To George Lord, honesty was not a personal idiosyncracy, but a demand of Reality, of Holy Reality, upon his soul. In it he found the anchor of life. So do many men like him, today; Albert Schweitzer, for example, is of his spiritual kin. For to be honest, to delight in the beauty and light of the Gospels, beating down upon the soul, and then to kneel, is to know God. To see in honesty the call of the universe to the individual, as did he, to be content in bearing one's witness to indescribable but not unreverenced or unworshipped truth, is to light many a candle, waiting with smouldering wick, in the dark; it is to find in one's conscience a bridge from this world to the higher world, beyond us, before us, and above us.

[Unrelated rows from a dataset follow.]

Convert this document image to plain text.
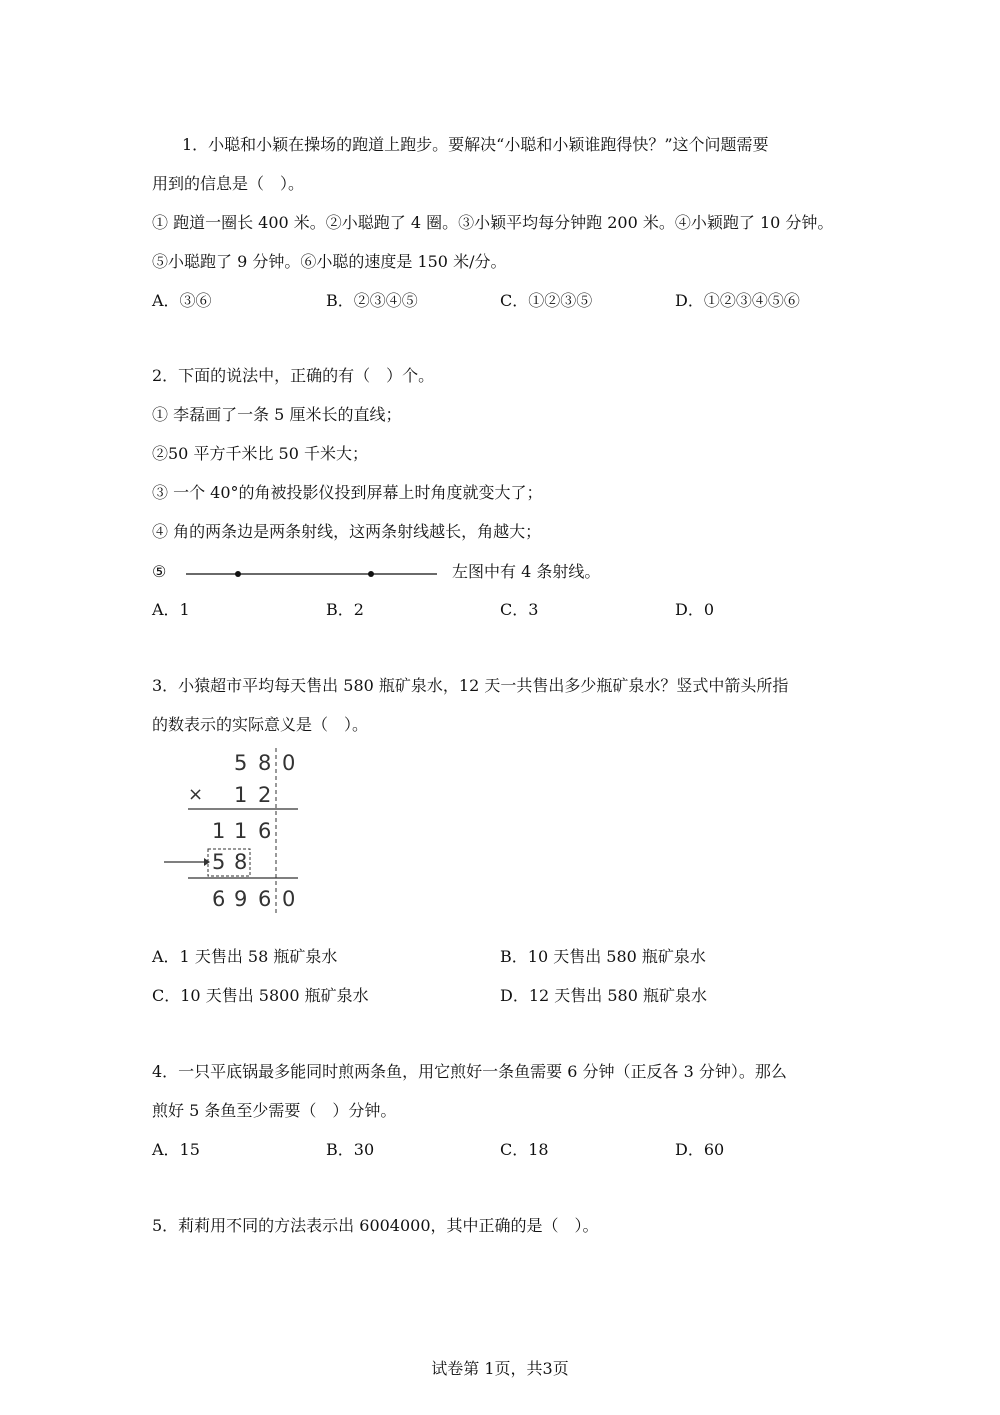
1．小聪和小颖在操场的跑道上跑步。要解决“小聪和小颖谁跑得快？”这个问题需要
用到的信息是（　）。
① 跑道一圈长 400 米。②小聪跑了 4 圈。③小颖平均每分钟跑 200 米。④小颖跑了 10 分钟。
⑤小聪跑了 9 分钟。⑥小聪的速度是 150 米/分。
A．③⑥	B．②③④⑤	C．①②③⑤	D．①②③④⑤⑥
2．下面的说法中，正确的有（　）个。
① 李磊画了一条 5 厘米长的直线；
②50 平方千米比 50 千米大；
③ 一个 40°的角被投影仪投到屏幕上时角度就变大了；
④ 角的两条边是两条射线，这两条射线越长，角越大；
⑤	左图中有 4 条射线。
A．1	B．2	C．3	D．0
3．小猿超市平均每天售出 580 瓶矿泉水，12 天一共售出多少瓶矿泉水？竖式中箭头所指
的数表示的实际意义是（　）。
5 8 0
× 1 2
1 1 6
5 8
6 9 6 0
A．1 天售出 58 瓶矿泉水	B．10 天售出 580 瓶矿泉水
C．10 天售出 5800 瓶矿泉水	D．12 天售出 580 瓶矿泉水
4．一只平底锅最多能同时煎两条鱼，用它煎好一条鱼需要 6 分钟（正反各 3 分钟）。那么
煎好 5 条鱼至少需要（　）分钟。
A．15	B．30	C．18	D．60
5．莉莉用不同的方法表示出 6004000，其中正确的是（　）。
试卷第 1页，共3页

Now, honesty of this uncompromising sort does tend to isolate one's soul; sometimes it brings upon one periods of deep depression; but it would not be persisted in, did it not carry in its texture unforgettable moments of grandeur. So George Lord heard the Lord say: "Son of Man, stand firm upon thy feet; behold, I speak to thee." And as he listened, and as we saw his eyes shining, he blessed us. So, thank God. many of us will remember him—listening, shining, searching, chal- lenging. Across his later years of weakness, there shines from his soul to ours the light which lighteneth every man that cometh into the world, but which is reflected with peculiar lustre from men as honest and as affectionate and as reverent as George Lord.
A CHARACTERISTIC POSE of the late Prof. George Dana Lord '84, who was a faithful reader of The New York Times and a keen judge of news.